The government should be issuing a new ten year benchmark bond in its Rs 140 billion bond auction scheduled for the 25th of July 2014. The current ten year benchmark bond, the 8.83% 2023 bond, has an outstanding of Rs 830 billion and is close to the threshold limit of around Rs 900 billion, when the government stops reissuing the bond.
The market is pricing out the 8.83% 2023 bond. The bond is trading at yields of 8.77%, higher than levels of 8.63% on the 8.60% 2028 bond and levels of 8.73% on the 9.23% 2043 bond. Continuing issuance of 8.83% 2023 bond does not make sense given the kink in the yield curve.
The market wants a new ten year benchmark to trade now. Given that the Budget 2014 has not shown a higher borrowing program and that inflation looks to be cooling down with core CPI (Consumer Price Index) inflation for June 2014 coming off to levels of 7.4% from levels of around 8%, the outlook for bond yields is more positive than negative. Demand will be strong for the new ten year benchmark bond and auction cut off could well exceed expectations.
The cut off on the new ten year benchmark bond in the auction is likely to be at levels of around 8.50% or even lower. The fact that SDL auction held on the 8th of July saw cut offs below 9% levels, suggest than ten year bond should ideally trade at 8.50% levels, given normal SDL spreads of around 50bps. Yields of around 8.63% on the 8.60% 2028 bond also indicate that ten year benchmark bond yield should be around 8.50% or even lower.

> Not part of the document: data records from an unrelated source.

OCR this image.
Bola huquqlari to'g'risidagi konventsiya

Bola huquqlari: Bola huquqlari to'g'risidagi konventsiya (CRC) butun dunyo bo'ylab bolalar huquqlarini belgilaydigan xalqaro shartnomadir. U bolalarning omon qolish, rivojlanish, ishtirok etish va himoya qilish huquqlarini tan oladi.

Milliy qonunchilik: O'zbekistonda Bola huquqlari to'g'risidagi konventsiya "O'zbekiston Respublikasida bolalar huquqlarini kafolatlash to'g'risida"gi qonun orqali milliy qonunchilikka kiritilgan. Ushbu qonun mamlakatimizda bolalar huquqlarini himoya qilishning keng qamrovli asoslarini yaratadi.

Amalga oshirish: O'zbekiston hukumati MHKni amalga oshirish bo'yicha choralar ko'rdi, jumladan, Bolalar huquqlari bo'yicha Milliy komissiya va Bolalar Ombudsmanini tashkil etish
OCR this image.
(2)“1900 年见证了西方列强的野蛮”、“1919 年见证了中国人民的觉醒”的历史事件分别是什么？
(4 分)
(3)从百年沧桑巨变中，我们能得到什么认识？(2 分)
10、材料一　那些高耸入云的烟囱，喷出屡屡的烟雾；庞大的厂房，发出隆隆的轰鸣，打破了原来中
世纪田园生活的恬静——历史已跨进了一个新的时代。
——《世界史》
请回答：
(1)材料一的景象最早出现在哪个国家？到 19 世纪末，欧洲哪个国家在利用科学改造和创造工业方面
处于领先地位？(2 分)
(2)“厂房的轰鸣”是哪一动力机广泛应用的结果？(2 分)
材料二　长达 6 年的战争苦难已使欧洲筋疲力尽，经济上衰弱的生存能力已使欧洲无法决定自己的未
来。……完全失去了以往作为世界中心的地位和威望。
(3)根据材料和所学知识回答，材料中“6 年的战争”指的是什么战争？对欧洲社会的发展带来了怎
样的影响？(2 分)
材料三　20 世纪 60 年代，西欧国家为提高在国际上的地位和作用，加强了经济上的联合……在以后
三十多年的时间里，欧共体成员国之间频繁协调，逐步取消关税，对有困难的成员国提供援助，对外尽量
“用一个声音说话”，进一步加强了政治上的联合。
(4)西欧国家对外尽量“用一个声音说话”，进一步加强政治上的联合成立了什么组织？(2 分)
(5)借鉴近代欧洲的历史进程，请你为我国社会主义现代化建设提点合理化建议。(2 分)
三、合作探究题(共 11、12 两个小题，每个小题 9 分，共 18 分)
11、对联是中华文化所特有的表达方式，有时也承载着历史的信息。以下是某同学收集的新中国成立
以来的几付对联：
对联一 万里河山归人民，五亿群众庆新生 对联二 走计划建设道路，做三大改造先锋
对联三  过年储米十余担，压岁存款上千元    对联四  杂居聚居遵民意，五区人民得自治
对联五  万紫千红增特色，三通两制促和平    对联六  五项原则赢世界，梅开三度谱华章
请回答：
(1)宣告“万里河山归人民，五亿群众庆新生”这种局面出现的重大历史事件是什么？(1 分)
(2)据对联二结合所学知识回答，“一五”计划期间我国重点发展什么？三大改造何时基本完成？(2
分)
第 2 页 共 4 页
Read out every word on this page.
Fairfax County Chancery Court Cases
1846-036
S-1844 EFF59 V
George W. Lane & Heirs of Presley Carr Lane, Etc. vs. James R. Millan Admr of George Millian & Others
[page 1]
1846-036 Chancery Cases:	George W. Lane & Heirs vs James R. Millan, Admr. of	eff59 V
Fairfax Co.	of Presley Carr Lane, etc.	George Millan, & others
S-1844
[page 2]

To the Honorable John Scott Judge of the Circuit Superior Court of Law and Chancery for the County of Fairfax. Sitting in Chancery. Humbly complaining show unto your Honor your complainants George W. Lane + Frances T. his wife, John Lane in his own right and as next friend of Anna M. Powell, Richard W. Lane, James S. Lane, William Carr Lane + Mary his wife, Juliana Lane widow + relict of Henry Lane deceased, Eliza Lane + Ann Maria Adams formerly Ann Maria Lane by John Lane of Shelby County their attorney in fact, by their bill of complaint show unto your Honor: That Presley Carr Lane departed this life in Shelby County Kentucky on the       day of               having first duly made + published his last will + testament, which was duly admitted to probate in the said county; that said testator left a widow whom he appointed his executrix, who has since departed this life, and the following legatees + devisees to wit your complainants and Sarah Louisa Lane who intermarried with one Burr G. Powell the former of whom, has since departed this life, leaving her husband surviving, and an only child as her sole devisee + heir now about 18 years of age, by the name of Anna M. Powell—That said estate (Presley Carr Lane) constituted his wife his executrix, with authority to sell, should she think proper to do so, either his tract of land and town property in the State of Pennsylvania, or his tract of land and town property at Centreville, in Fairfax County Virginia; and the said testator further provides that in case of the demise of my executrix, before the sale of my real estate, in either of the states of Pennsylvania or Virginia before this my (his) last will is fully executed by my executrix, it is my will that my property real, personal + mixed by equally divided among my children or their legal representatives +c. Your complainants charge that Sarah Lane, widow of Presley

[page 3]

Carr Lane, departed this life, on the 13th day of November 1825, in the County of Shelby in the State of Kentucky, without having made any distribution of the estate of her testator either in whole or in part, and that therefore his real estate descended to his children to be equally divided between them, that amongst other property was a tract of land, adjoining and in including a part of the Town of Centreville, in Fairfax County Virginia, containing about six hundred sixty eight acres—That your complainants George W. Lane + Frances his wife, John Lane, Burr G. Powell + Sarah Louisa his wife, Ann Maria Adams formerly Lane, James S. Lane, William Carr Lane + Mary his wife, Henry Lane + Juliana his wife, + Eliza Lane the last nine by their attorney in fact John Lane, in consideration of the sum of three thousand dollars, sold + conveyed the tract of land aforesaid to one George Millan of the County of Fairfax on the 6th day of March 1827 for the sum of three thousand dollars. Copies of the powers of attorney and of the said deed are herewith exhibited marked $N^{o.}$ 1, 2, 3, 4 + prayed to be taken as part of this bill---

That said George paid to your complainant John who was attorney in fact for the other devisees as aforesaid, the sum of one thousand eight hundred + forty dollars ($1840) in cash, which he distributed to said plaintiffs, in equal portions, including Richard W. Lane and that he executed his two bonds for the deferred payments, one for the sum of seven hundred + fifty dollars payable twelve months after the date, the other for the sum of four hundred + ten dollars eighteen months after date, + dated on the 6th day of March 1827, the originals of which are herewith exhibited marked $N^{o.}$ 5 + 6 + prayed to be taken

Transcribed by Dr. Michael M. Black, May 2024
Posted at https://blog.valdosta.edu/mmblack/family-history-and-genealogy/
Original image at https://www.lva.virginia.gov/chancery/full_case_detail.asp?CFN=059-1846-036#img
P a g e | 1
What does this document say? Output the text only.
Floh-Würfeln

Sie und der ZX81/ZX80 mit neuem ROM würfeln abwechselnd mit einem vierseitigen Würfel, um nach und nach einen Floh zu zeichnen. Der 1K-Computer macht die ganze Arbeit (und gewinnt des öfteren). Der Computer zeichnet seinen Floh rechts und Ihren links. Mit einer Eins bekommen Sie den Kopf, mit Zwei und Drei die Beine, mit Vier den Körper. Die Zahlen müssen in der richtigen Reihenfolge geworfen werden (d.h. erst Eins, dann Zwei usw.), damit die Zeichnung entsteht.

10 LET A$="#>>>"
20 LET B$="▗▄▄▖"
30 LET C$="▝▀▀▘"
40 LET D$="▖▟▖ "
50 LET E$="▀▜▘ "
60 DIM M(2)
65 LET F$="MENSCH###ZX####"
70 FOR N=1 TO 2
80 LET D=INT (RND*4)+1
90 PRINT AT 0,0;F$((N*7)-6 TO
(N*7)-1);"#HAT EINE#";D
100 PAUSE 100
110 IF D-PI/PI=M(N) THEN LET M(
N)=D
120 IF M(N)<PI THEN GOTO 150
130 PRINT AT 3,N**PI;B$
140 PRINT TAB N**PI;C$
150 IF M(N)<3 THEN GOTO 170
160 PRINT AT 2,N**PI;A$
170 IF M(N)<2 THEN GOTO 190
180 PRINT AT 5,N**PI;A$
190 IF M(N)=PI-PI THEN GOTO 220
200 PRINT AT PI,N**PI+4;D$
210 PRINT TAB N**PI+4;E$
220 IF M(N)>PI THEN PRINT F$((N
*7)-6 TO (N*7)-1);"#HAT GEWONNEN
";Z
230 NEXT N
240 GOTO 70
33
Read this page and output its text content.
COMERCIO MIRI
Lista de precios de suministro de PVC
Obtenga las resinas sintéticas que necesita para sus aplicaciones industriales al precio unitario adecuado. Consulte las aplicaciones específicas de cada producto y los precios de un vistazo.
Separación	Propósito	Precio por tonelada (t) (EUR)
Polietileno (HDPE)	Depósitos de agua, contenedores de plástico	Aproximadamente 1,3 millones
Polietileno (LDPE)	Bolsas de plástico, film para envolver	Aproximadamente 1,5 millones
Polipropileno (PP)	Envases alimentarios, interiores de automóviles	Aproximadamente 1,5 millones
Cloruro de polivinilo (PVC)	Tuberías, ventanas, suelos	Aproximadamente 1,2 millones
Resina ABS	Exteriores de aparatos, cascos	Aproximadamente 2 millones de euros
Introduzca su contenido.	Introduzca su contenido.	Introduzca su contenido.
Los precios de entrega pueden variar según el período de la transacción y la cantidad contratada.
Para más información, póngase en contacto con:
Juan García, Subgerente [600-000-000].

Credit spreads would rise on the issuance of the new ten year benchmark bond. Ten year AAA benchmark credit spreads are at levels of 32bps as yields of 9.28% on the ten year AAA corporate bond is priced off annualized yields of 8.96% on the 8.83% 2023 bond. Ten year credit spreads will rise to levels of over 50bps post cut off of 8.50% expected on the new ten year government bond.
Five year AAA benchmark credit spreads closed at 58bps with five year AAA corporate bond yields trading at levels of 9.38%. Five year credit spreads have gone up by 20bps over the last two weeks, post the sell off on corporate bonds after the introduction of new capital gains tax rule for debt mutual funds.
OIS market saw one year OIS yields falling by 1bps and five year OIS yields falling by 2 bps to close at levels of 8.41% and 7.91% respectively. The five over one OIS spread inverted by 1bps to close at negative 50bps levels. Five year OIS yields are likely to trend down on bullish auction cut off on a new ten year benchmark bond.
Liquidity tightened marginally last week as bank borrowing from RBI in repo and term repo auctions increased by Rs 20 billion week on week. Bank borrowing from the RBI was Rs 917 billion last week. Outlook for liquidity is stable with RBI managing deficits through term repo auctions. RBI held a 7 day term repo auction for Rs 100 billion on the 18th of July, which saw cut off at 8.15%.